Com um pé dentro e outro fora: reflexões pessoais sobre a geração dos eighties
Terminei a licenciatura em antropologia em 1983 na Faculdade de Ciências
Sociais e Humanas da Universidade Nova de Lisboa. Fi-lo com pouco mais de uma
dúzia de outros colegas. No ano acima do nosso a turma era muitíssimo mais
reduzida. E no ano acima desse creio que eram três ou quatro pessoas.
Tratava-se do ressurgimento da antropologia no período pós-25 de Abril, no
contexto de uma Universidade também ela nova.
As pessoas da minha idade tinham assistido ao 25 de Abril com mais ou menos 13
anos. Tinham vivido o período revolucionário em plena adolescência, em muitos
casos bebendo todo o clima de contestação e de reinvenção do mundo.

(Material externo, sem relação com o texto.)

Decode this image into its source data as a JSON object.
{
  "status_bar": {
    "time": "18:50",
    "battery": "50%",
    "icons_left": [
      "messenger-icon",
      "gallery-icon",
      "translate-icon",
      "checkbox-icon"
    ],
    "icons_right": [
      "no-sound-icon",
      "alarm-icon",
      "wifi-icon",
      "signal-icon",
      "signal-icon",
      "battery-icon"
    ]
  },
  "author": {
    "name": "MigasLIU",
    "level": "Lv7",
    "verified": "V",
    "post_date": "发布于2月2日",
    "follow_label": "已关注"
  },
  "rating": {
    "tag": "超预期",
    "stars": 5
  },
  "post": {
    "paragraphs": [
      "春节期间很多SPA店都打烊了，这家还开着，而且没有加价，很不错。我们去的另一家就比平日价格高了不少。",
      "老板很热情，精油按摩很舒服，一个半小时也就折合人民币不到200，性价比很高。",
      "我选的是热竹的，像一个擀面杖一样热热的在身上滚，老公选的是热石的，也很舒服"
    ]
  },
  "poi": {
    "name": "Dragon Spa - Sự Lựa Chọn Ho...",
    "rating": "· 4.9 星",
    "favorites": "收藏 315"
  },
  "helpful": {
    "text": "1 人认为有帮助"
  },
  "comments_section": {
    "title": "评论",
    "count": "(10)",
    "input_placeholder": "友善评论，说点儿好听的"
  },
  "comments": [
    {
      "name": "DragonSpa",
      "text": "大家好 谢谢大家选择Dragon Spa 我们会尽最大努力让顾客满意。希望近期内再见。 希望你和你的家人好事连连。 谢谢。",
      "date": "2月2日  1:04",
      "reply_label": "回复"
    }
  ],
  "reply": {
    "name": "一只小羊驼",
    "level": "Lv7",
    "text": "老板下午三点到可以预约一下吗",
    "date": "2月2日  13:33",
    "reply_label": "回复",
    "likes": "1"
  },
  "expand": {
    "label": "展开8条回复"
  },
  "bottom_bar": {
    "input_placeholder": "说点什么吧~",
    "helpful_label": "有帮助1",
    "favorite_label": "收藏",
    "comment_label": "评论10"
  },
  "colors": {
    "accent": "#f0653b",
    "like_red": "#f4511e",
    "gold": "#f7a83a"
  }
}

Tinham
também assistido à normalização democrática e esperavam a adesão do país à CEE.
Filhos e filhas, na sua maioria, das classes médias da capital, muitos e muitas
de nós tínhamos feito uma tripla rutura: naturalmente com o Portugal pré-25 de
Abril; com os excessos e utopias do período revolucionário; e com o que se
anunciava como uma mediania prometida pela normalização democrática. Na idade
da universidade, que é a idade de todas as consolidações de visão do mundo,
para muitos de nós tratava-se de procurar uma alternativa. E o que se afigurava
como alternativa era uma visão, à falta de melhor palavra, cosmopolita, urbana,
experimental, diferenciadora, questionadora de dogmas à direita e à esquerda.
Ainda não estávamos expostos à verdadeira globalização, a da Internet, mas
estávamos claramente atentos às circulações de mercadorias e símbolos da
cultura popular. Recusávamos simultaneamente as visões alternativas dos
designados anos 60, marcadas por preocupações antiditatoriais e por utopias
ideológicas que muitas vezes remetiam para visões românticas de enobrecimento
do popular, e recusávamos as visões dos anos 70 que denotavam o
investimento de energia e a frustração do período revolucionário. Muito
rapidamente fomos experimentando: experimentando a noite e o surgimento da
movida do Bairro Alto, experimentando as viagens cada vez mais facilitadas,
experimentando as tendências artísticas marcadas pelo lúdico, experimentando as
limitações impostas pelo surgimento do VIH-sida, experimentando novas áreas de
conhecimento que apontassem no sentido da pluralidade, da diferença, da
tolerância, da descoberta da alteridade, de um entrosamento entre ciência,
transformação e criação. Talvez daí a sedução que a antropologia exerceu sobre
nós.
É certo que, no decurso da aprendizagem antropológica, nos confrontámos com os
equivalentes disciplinares dessas referências com que lidávamos e negociávamos.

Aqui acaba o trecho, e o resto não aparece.